Institutions and organisations are generating more and more data that’s invaluable to their decision making. Everyone is talking about data analytics, but what’s all the fuss about and where should you start with your own data analytics strategy?

‘Data driven decision making’ is the term given to the use of data, analytical facts, and metrics to inform strategic business decisions in support of overall business strategy and goals. This approach can be used by anyone at any level because it is entirely fact based.

There isn’t a right or wrong way to approach data analytics, so it’s important to consider what’s right for your organisation and your staff. With a multitude of tools and technologies available on the market, many of which can be quickly implemented without the need for specialist IT skills, it’s easy to get started but you have to think about your end goals before making any investments.

Start by thinking about your strategic objectives and the problems you’re trying to solve, the level of data literacy across your staff and the specific data analytics capabilities already in place. This will allow you to plan individual data analytics projects as part of a road map to implementing your overall strategy.

What are the benefits of a data analytics strategy?

The large volumes of data that can generated in a short time present challenges as well as opportunities. Some common challenges include:

  • large amounts of unconnected data in different sources;
  • a lack of data governance and poor data quality;
  • a heavy reliance on spreadsheets, resulting in time-consuming and repetitive manual tasks; and
  • teams operating in informational silos, leading to confusion over the right numbers.

It’s therefore important to think about what you’re trying to achieve and to prioritise activities based on the value they’ll add. A clearly defined data analytics strategy provides a structure for delivering data analytics projects with support from the top and buy-in from all staff. It allows you to define expected outcomes and measures for success, and to break deliverables down into realistic tasks that benefit staff and senior stakeholders.

As well as the more traditional analysis of financial statements to monitor income, profitability and EBITDA, data can be used to identify trends and outliers in relation to:

  • student experience;
  • application rates; and
  • degree outcomes.
  • Data can also be used to monitor:
  • staff costs;
  • turnover and absence rates;
  • room usage;
  • maintenance costs; and
  • student accommodation occupancy rates.

This can be particularly valuable for tracking progress towards defined and agreed targets.

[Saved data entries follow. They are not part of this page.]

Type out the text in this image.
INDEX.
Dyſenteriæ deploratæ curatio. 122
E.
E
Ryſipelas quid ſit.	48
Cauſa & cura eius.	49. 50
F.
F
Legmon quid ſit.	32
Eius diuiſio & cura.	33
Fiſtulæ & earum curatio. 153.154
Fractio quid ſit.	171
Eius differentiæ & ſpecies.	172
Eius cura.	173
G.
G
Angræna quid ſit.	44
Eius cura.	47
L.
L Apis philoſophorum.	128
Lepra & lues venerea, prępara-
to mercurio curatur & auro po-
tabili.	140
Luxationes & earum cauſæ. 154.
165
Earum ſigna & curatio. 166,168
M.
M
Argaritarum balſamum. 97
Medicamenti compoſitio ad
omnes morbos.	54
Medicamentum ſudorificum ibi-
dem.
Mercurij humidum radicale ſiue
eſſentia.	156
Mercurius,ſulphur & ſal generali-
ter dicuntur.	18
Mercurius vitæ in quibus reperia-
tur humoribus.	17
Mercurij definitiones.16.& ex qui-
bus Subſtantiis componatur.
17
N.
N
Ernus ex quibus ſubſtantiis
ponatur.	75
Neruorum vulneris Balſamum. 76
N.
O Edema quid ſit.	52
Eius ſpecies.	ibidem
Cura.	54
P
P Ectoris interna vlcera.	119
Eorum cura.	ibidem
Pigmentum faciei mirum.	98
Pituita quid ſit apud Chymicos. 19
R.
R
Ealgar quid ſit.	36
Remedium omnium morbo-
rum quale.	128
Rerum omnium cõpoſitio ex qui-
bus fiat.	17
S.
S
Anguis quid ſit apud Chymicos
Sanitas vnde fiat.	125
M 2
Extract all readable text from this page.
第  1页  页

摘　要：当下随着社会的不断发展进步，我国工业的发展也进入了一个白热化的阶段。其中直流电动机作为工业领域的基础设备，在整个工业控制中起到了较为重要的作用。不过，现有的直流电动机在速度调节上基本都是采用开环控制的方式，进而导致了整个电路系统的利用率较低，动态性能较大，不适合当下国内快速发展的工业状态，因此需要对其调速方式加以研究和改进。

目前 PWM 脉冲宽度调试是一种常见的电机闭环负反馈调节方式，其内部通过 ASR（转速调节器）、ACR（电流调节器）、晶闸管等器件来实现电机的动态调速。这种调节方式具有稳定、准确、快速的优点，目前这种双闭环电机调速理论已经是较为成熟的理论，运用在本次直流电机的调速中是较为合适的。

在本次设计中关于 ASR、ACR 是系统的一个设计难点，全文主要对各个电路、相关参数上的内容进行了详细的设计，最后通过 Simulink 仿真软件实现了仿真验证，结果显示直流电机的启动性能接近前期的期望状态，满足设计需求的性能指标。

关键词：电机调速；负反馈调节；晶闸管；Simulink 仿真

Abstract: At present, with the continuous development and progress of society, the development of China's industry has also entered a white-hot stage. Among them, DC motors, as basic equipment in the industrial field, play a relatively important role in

A good strategy will include appropriate communications and change management plans, often centring around a data literacy programme to support staff with upskilling in new ways of working with data.

Next steps

Start by identifying a sponsor for your data analytics initiative, and then carry out a data analytics assessment that ensures you:

  • identify your sources of data, including spreadsheets and other data contained in off-line documents;
  • walk through your business processes to understand which data each of them generates, including the quality of that data;
  • understand your existing data analytics capabilities, including data repositories and reporting tools;
  • determine the data literacy level of your staff and identify specialist data analytics resource across your institution; andreview your strategic objectives, identify the data needed to track your progress against those objectives, and determine the availability and quality of that data.

The outputs from the assessment will inform your data analytics strategy and roadmap, allowing you to plan and prioritise your data analytics projects in line with your strategy.